Note that in all of those analysis, we can assign the t-test call into a variable and query different sub-variables such as the statistic, the p-value etc. For example:

result <- t.test(sample_1_scores, sample_2_scores, paired = TRUE, var.equal = TRUE)
result$statistic # t-value
##         t 
## -1.398055
result$p.value   # p-value
## [1] 0.1782052
result$parameter # df 
## df 
## 19

The t-distribution

In the z-test, we have been dealing with the normal distribution and we had good times because we always know or assume the population standard deviation. When we no longer have a population standard deviation, we need to use the t-test and hence we now deal with the t-distribution. But with R, it is not as bad as it sounds. We can simply make a null distribution from random numbers and then come up with any value we need (just as we did with the z-test and normal distribution).

Let’s generate a distribution of t-values and see how it looks like with ggplot2:

ts <- c()
sample_size <- 10
for (i in 1:1000){
  ts[i] <- t.test(rnorm(n=sample_size, mean=0, sd=1), 
                  rnorm(n=sample_size, mean=0, sd=1))$statistic
}
library(ggplot2)
ggplot(data.frame(values=ts), aes(x=values)) + geom_density()

And how we are ready to answer any probability question with t-test to calculate the critical values and obtain any probability. What is the probability that a t-value is above or below 2.5?

mean(ts > 2.5 | ts < -2.5)
## [1] 0.028

Actually, this will be the distirubiton we use to calculate the confidence intervals as well.

Another issue is that this probability distribution is actually conditioned on the sample size (or more accurately, the degrees of freedom). Each degree of freedom makes a distinct t-distribution. As the degrees of freedom approaches infinity, the t-distribution approximate the normal distribution.

Let’s see if those claims are true

dfs <- c(2, 20, 1000)
ts <- c()
n_sims <- 10000
for (d in 1:length(dfs)){
  df<-dfs[d]
  sample_size <- df + 1
  for (i in 1:n_sims){
    ts <- c(ts, t.test(rnorm(n=sample_size), rnorm(n=sample_size))$statistic)
  }
}
ts_dof_df <- data.frame(values = ts, dof = as.factor(rep(dfs, each=n_sims)))
ggplot(ts_dof_df, aes(x=values, color=dof)) + geom_density()
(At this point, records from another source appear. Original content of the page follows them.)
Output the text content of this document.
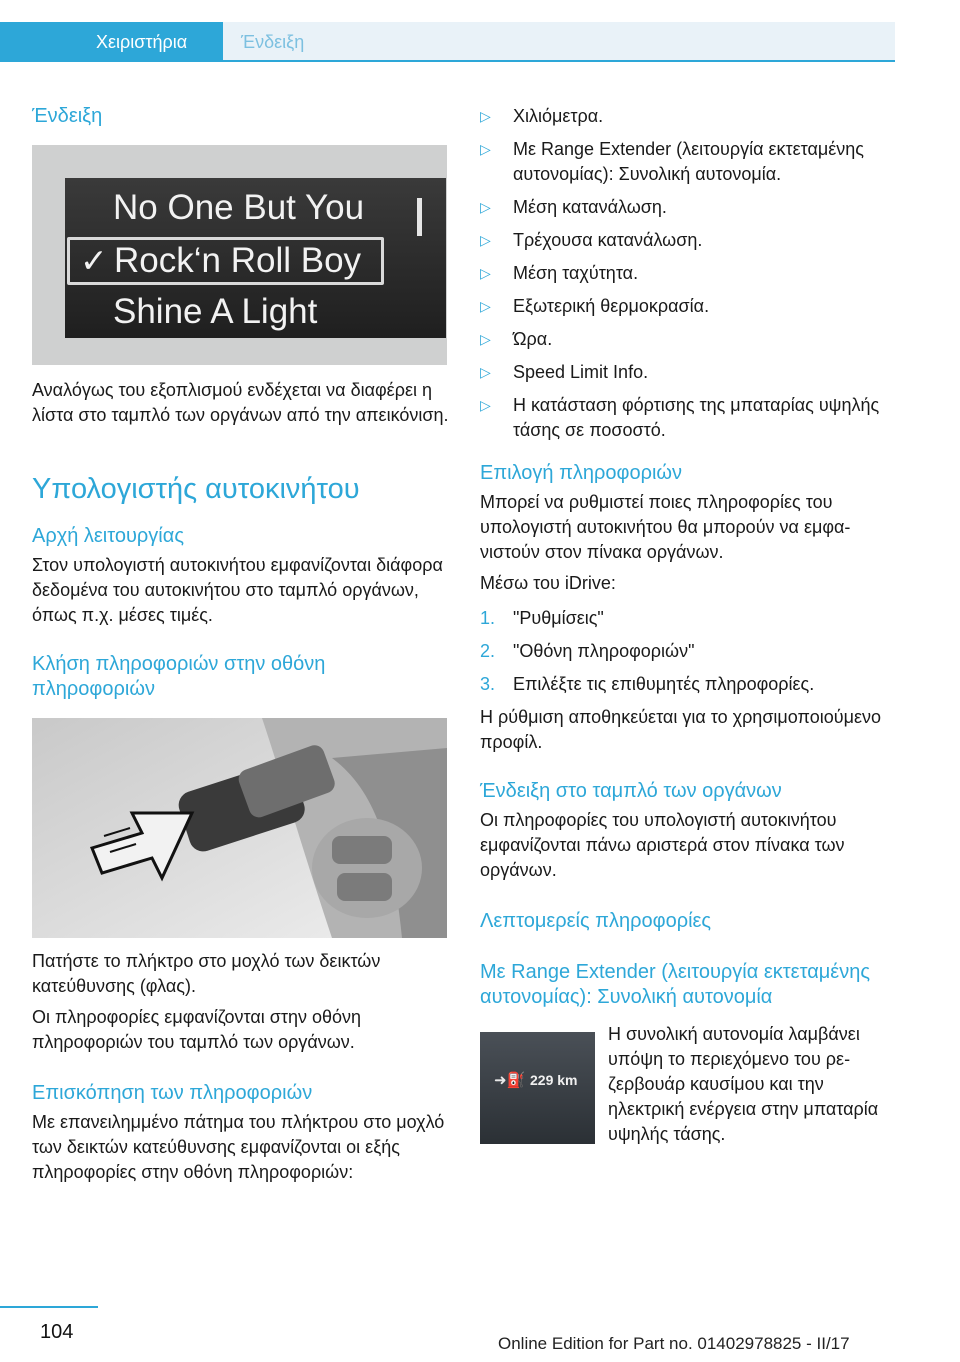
Χειριστήρια	Ένδειξη
Ένδειξη
No One But You
✓ Rock‘n Roll Boy
Shine A Light

Αναλόγως του εξοπλισμού ενδέχεται να διαφέρει η λίστα στο ταμπλό των οργάνων από την απεικόνιση.

Υπολογιστής αυτοκινήτου
Αρχή λειτουργίας

Στον υπολογιστή αυτοκινήτου εμφανίζονται διάφορα δεδομένα του αυτοκινήτου στο ταμπλό οργάνων, όπως π.χ. μέσες τιμές.

Κλήση πληροφοριών στην οθόνη πληροφοριών

Πατήστε το πλήκτρο στο μοχλό των δεικτών κατεύθυνσης (φλας).

Οι πληροφορίες εμφανίζονται στην οθόνη πληροφοριών του ταμπλό των οργάνων.

Επισκόπηση των πληροφοριών

Με επανειλημμένο πάτημα του πλήκτρου στο μοχλό των δεικτών κατεύθυνσης εμφανίζονται οι εξής πληροφορίες στην οθόνη πληροφοριών:

▷ Χιλιόμετρα.
▷ Με Range Extender (λειτουργία εκτεταμένης αυτονομίας): Συνολική αυτονομία.
▷ Μέση κατανάλωση.
▷ Τρέχουσα κατανάλωση.
▷ Μέση ταχύτητα.
▷ Εξωτερική θερμοκρασία.
▷ Ώρα.
▷ Speed Limit Info.
▷ Η κατάσταση φόρτισης της μπαταρίας υψηλής τάσης σε ποσοστό.
Επιλογή πληροφοριών

Μπορεί να ρυθμιστεί ποιες πληροφορίες του υπολογιστή αυτοκινήτου θα μπορούν να εμφανιστούν στον πίνακα οργάνων.

Μέσω του iDrive:

1. "Ρυθμίσεις"
2. "Οθόνη πληροφοριών"
3. Επιλέξτε τις επιθυμητές πληροφορίες.

Η ρύθμιση αποθηκεύεται για το χρησιμοποιούμενο προφίλ.

Ένδειξη στο ταμπλό των οργάνων

Οι πληροφορίες του υπολογιστή αυτοκινήτου εμφανίζονται πάνω αριστερά στον πίνακα των οργάνων.

Λεπτομερείς πληροφορίες
Με Range Extender (λειτουργία εκτεταμένης αυτονομίας): Συνολική αυτονομία
➜⛽ 229 km

Η συνολική αυτονομία λαμβάνει υπόψη το περιεχόμενο του ρεζερβουάρ καυσίμου και την ηλεκτρική ενέργεια στην μπαταρία υψηλής τάσης.

104
Online Edition for Part no. 01402978825 - II/17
Effect of some parameters on the t-value

Let’s take the single sample t-test. What is the effect of the standard deviation on the obtained t-value? Let’s make a simulation to see what happens as we change the standard deviation of the distribution we sample from:

ts_vs_std <- c()
population_mean <- 70
sample_size <- 20
sample_mean <- 74
n_exps <- 100
sample_std_vector <- c(2:20)
for (ind in 1:length(sample_std_vector)){
  sample_std <- sample_std_vector[ind]
  ts <- c()
  for (t_ind in 1:n_exps){
    sample_scores <- rnorm(n=sample_size, mean=sample_mean, sd=sample_std)
    ts[t_ind] <- t.test(sample_scores, mu = population_mean)$statistic
  }
  ts_vs_std[ind] <- mean(ts)
}

Now let’s make a quick visual to see what is going on:

library(ggplot2)
ggplot(data.frame(value=ts_vs_std, std=sample_std_vector), aes(x=std, y=value)) +
  geom_point()+ geom_line()

Let’s see how the sample size affect the t-value

ts_vs_N <- c()
population_mean <- 70
sample_std <- 20
sample_mean <- 74
n_exps <- 100
sample_size_vector <- seq(2,100,5)
for (ind in 1:length(sample_size_vector)){
  sample_size <- sample_size_vector[ind]
  ts <- c()
  for (t_ind in 1:n_exps){
    sample_scores <- rnorm(n=sample_size, mean=sample_mean, sd=sample_std)
    ts[t_ind] <- t.test(sample_scores, mu = population_mean)$statistic
  }
  ts_vs_N[ind] <- mean(ts)
}

Now let’s make a quick visual to see what is going on:

library(ggplot2)
ggplot(data.frame(value=ts_vs_N, N=sample_size_vector), aes(x=N, y=value)) +
  geom_point()+ geom_line()

Exercises

Use simulations to determine the effect of the following on the t-value (from an independent sample t-test): The sample size, the standard deviations of the estimates, the effect size. Use the same sample size and standard deviation for both groups. Which of those seem to increase the t-value?